Van een ingevolge artikel 8 door de minister genomen besluit tot gehele of gedeeltelijke weigering van de in dat artikel bedoelde toestemming en van een weigering om een besluit te nemen of om de voor een reorganisatie waarvoor toestemming verleend is benodigde middelen ter beschikking te stellen kan het bevoegde gezag in beroep komen:

  • -

    binnen twee maanden nadat het besluit te zijner kennis gekomen of de weigering hem gebleken is; dan wel,

  • -

    binnen een maand nadat een geschil tussen het bevoegde gezag en een in zijn dienst staande of gestaan hebbende werknemer over een besluit dat door het bevoegde gezag ter uitvoering van deze landsverordening genomen is bij onherroepelijk rechterlijk vonnis in het voordeel van de werknemer is beslist.

De kennisneming van het beroep behoort aan de rechterlijke macht.

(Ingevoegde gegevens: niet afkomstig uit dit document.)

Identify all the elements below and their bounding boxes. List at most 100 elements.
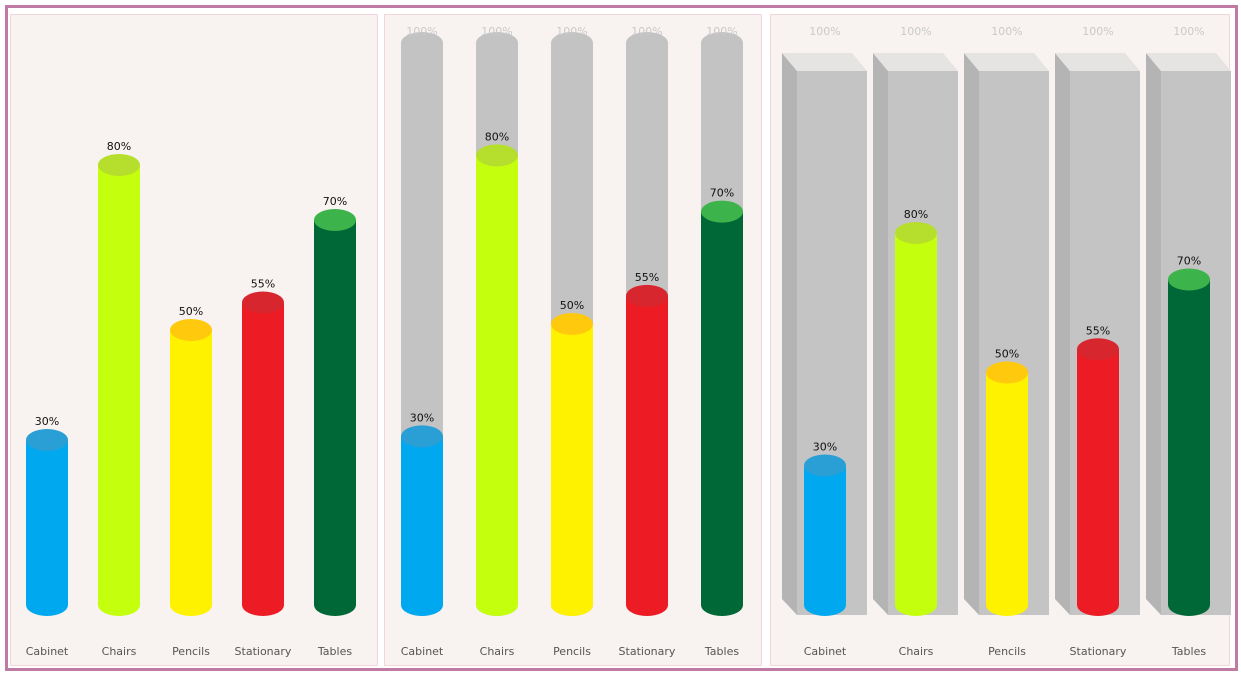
chart1-max-label: 100% [406,25,437,38]
cylinder-bar-chart-in-boxes: 100% 30% Cabinet 100% 80% Chairs 100% 50% Pencil… [782,25,1231,658]
chart1-category-label-chairs: Chairs [480,645,515,658]
chart1-background-cylinder-cap [401,32,443,54]
chart0-category-label-tables: Tables [317,645,352,658]
chart0-bar-tables-body [314,220,356,605]
chart0-category-label-cabinet: Cabinet [26,645,69,658]
chart0-bar-pencils-body [170,330,212,605]
chart0-bar-chairs-cap [98,154,140,176]
chart1-value-label-pencils: 50% [560,299,584,312]
chart2-box-top [964,53,1049,71]
chart0-value-label-stationary: 55% [251,278,275,291]
chart2-box-top [782,53,867,71]
chart2-category-label-chairs: Chairs [899,645,934,658]
chart2-bar-stationary-body [1077,349,1119,605]
chart2-box-side [782,53,797,615]
chart0-category-label-chairs: Chairs [102,645,137,658]
chart1-bar-chairs-base [476,594,518,616]
chart0-bar-cabinet-body [26,440,68,605]
chart0-value-label-cabinet: 30% [35,415,59,428]
chart0-bar-chairs-body [98,165,140,605]
chart2-bar-pencils-base [986,594,1028,616]
chart2-category-label-tables: Tables [1171,645,1206,658]
chart1-background-cylinder-cap [476,32,518,54]
chart2-box-top [1055,53,1140,71]
chart-panel-cylinders-with-background: 100% 30% Cabinet 100% 80% Chairs 100% 50% Pencil… [384,14,762,666]
chart0-value-label-chairs: 80% [107,140,131,153]
chart2-box-side [873,53,888,615]
chart2-bar-cabinet-base [804,594,846,616]
chart-panel-cylinders-in-boxes: 100% 30% Cabinet 100% 80% Chairs 100% 50% Pencil… [770,14,1231,666]
chart2-bar-stationary-base [1077,594,1119,616]
chart0-bar-stationary-cap [242,291,284,314]
chart0-value-label-pencils: 50% [179,305,203,318]
chart2-bar-chairs-body [895,233,937,605]
chart1-category-label-stationary: Stationary [619,645,676,658]
chart0-bar-tables-cap [314,209,356,231]
chart0-category-label-pencils: Pencils [172,645,210,658]
chart1-bar-chairs-cap [476,144,518,167]
chart2-bar-cabinet-body [804,465,846,605]
chart1-bar-tables-base [701,594,743,616]
chart1-bar-pencils-body [551,324,593,605]
chart1-max-label: 100% [481,25,512,38]
chart2-bar-tables-base [1168,594,1210,616]
chart2-value-label-stationary: 55% [1086,324,1110,337]
chart1-bar-tables-cap [701,200,743,223]
chart1-bar-cabinet-base [401,594,443,616]
chart1-bar-chairs-body [476,155,518,605]
dashboard-frame: 30% Cabinet 80% Chairs 50% Pencils 55% Stationa… [5,5,1238,671]
chart2-bar-cabinet-cap [804,454,846,477]
chart1-value-label-cabinet: 30% [410,411,434,424]
cylinder-bar-chart-with-background: 100% 30% Cabinet 100% 80% Chairs 100% 50% Pencil… [401,25,743,658]
chart1-max-label: 100% [631,25,662,38]
chart2-category-label-pencils: Pencils [988,645,1026,658]
chart2-bar-chairs-base [895,594,937,616]
chart1-value-label-tables: 70% [710,187,734,200]
chart2-bar-pencils-cap [986,361,1028,384]
chart1-value-label-chairs: 80% [485,130,509,143]
chart2-max-label: 100% [900,25,931,38]
chart1-bar-stationary-cap [626,284,668,307]
chart2-box-side [964,53,979,615]
chart2-box-top [1146,53,1231,71]
chart0-bar-cabinet-base [26,594,68,616]
chart0-bar-chairs-base [98,594,140,616]
chart2-max-label: 100% [1082,25,1113,38]
chart2-value-label-cabinet: 30% [813,441,837,454]
chart1-background-cylinder-cap [551,32,593,54]
chart2-value-label-tables: 70% [1177,255,1201,268]
cylinder-bar-chart: 30% Cabinet 80% Chairs 50% Pencils 55% Stationa… [26,140,356,658]
chart1-bar-cabinet-body [401,436,443,605]
chart1-max-label: 100% [706,25,737,38]
chart1-bar-pencils-base [551,594,593,616]
chart0-bar-cabinet-cap [26,429,68,451]
chart2-bar-pencils-body [986,372,1028,605]
chart2-bar-chairs-cap [895,222,937,244]
chart0-bar-pencils-base [170,594,212,616]
chart1-category-label-cabinet: Cabinet [401,645,444,658]
chart1-background-cylinder-cap [701,32,743,54]
chart0-bar-stationary-base [242,594,284,616]
chart1-category-label-tables: Tables [704,645,739,658]
chart1-bar-pencils-cap [551,313,593,335]
chart2-box-side [1055,53,1070,615]
chart2-bar-tables-cap [1168,268,1210,291]
chart1-background-cylinder-cap [626,32,668,54]
chart1-max-label: 100% [556,25,587,38]
chart0-bar-pencils-cap [170,319,212,341]
chart2-max-label: 100% [809,25,840,38]
chart1-value-label-stationary: 55% [635,271,659,284]
chart-panel-basic-cylinders: 30% Cabinet 80% Chairs 50% Pencils 55% Stationa… [10,14,378,666]
chart2-category-label-stationary: Stationary [1070,645,1127,658]
chart1-bar-stationary-body [626,295,668,605]
chart2-category-label-cabinet: Cabinet [804,645,847,658]
chart2-box-top [873,53,958,71]
chart1-category-label-pencils: Pencils [553,645,591,658]
chart0-category-label-stationary: Stationary [235,645,292,658]
chart2-bar-stationary-cap [1077,338,1119,361]
chart1-bar-tables-body [701,211,743,605]
chart0-bar-tables-base [314,594,356,616]
chart1-bar-cabinet-cap [401,425,443,448]
chart2-value-label-chairs: 80% [904,208,928,221]
chart2-bar-tables-body [1168,279,1210,605]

7. Overgangs- en slotbepalingen

Artikel 49

Deze landsverordening kan worden aangehaald als: Lumpsumregeling overheidsdienaren.

Artikel 50
  • 1.

    Deze landsverordening treedt in werking met ingang van een bij landsbesluit te bepalen tijdstip.

  • 2.

    [vervallen]

Artikel 51

[vervallen]

Artikel 52
  • [vervallen]

  •  

  •  

Artikel 53

Voor de gewezen overheidsdienaar die om de toekenning van een lumpsum heeft verzocht wordt de uitkering van wachtgeld beëindigd en de lumpsum betaalbaar gesteld uiterlijk met ingang van de eerste dag van de derde maand, volgende op die waarin hij zijn verzoek gedaan heeft.

Artikel 54
  • 1.

    De lumpsum bedraagt 70% van de gekapitaliseerde waarde van het wachtgeld waarop de betrokkene, indien hij niet om de toekenning van de lumpsum had verzocht, nog aanspraak zou hebben gehad, zonder dat inhoudingen als bedoeld in de artikelen 18 en 19, kortingen als bedoeld in de artikelen 20, 21 en 24 en de intrekking als bedoeld in artikel 26 van de Wachtgeldregeling overheidsdienaren in aanmerking worden genomen.

  • 2.

    De berekening van de gekapitaliseerde waarde geschiedt overigens op de wijze als in de artikelen 21 en 22, eerste lid, van deze landsverordening vastgesteld; de lumpsum bedraagt ten hoogste het in artikel 22, tweede lid, genoemde bedrag.

Artikel 55
  • 1.

    Ten aanzien van de gewezen overheidsdienaar aan wie alsnog een lumpsum wordt uitgekeerd wordt het hem verleende ontslag geacht op zijn verzoek te zijn verleend.

  • 2.

    [vervallen]

Artikel 56

Op de gewezen overheidsdienaar aan wie alsnog een lumpsum is toegekend zijn de paragrafen 5 en 6 van deze landsverordening van overeenkomstige toepassing, met dien verstande dat voor het tijdstip waarop het ontslag is ingegaan het tijdstip met ingang waarvan de uitkering van wachtgeld beëindigd is in de plaats treedt, en dat onder loon of bezoldiging mede wachtgeld wordt begrepen.

Artikel 57

Op de gewezen overheidsdienaar aan wie alsnog een lumpsum is toegekend is met ingang van de dag, bedoeld in artikel 53, de Wachtgeldregeling overheidsdienaren niet langer van toepassing.